Adjoint à la jeunesse à la mairie de Villetaneuse, Fayçal Bougria, constate lui « du désintérêt et de la méfiance envers les politiques qui ne tiennent pas leurs promesses », mais aussi une forme de fatalisme. « Il y a eu un élan politique chez de nombreux jeunes qui ont voté pour Jean-Luc Mélenchon, malheureusement, c’est tombé à plat au second tour », interroge-t-il. Le candidat de la France insoumise a, en effet, obtenu 65,39 % des suffrages exprimés au premier tour, Son meilleur score dans une commune en France. « La finalité de la mobilisation n’est pas évidente », pointe aussi l’élu qui évoque le 49.3 comme facteur de démobilisation.

Près des cités-jardins typiques des constructions des années 70, une large fresque bigarrée tranche avec le gris de ville et colore l’entrée du centre socio-culturel. Isabelle y travaille en tant qu’agent d’accueil. Elle a retrouvé du travail après une vague de suppression de postes dans son ancien emploi. Une chance, selon cette employée de 52 ans.

J’en connais qui sont morts avant la retraite

« Je ne comprends pas, il faut qu’on puisse profiter de nos retraites. Moi, chez les agents de la voirie ou des espaces verts, j’en connais qui sont morts avant la retraite », s’indigne-t-elle.
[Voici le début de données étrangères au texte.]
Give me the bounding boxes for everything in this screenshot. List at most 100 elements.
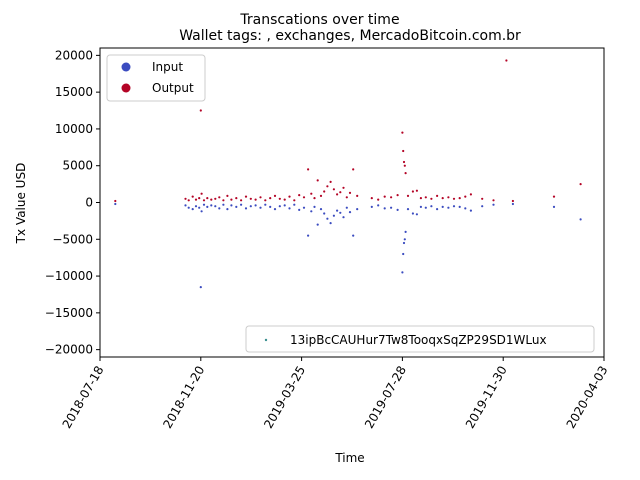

Sa collègue, Gaselia, est bien partie manifester une fois, mais « on est déjà en sous-effectif, les gens font comment si on ferme le centre ». Et puis, il y a la certitude que, de toutes manières, « ils [le gouvernement] ne vont pas lâcher ».

« Ici, il y a beaucoup de gens qui touchent le RSA, ce sont des gens qui ont déjà suffisamment de problèmes », rapporte Gaselia. Et d’exhorter : « Il faudrait refaire mai 68 et pas seulement des petites manifs par-ci, par là. On arrête tous de travailler et on y va, on bloque tout », s’enflamme-t-elle avant de retourner à la tâche.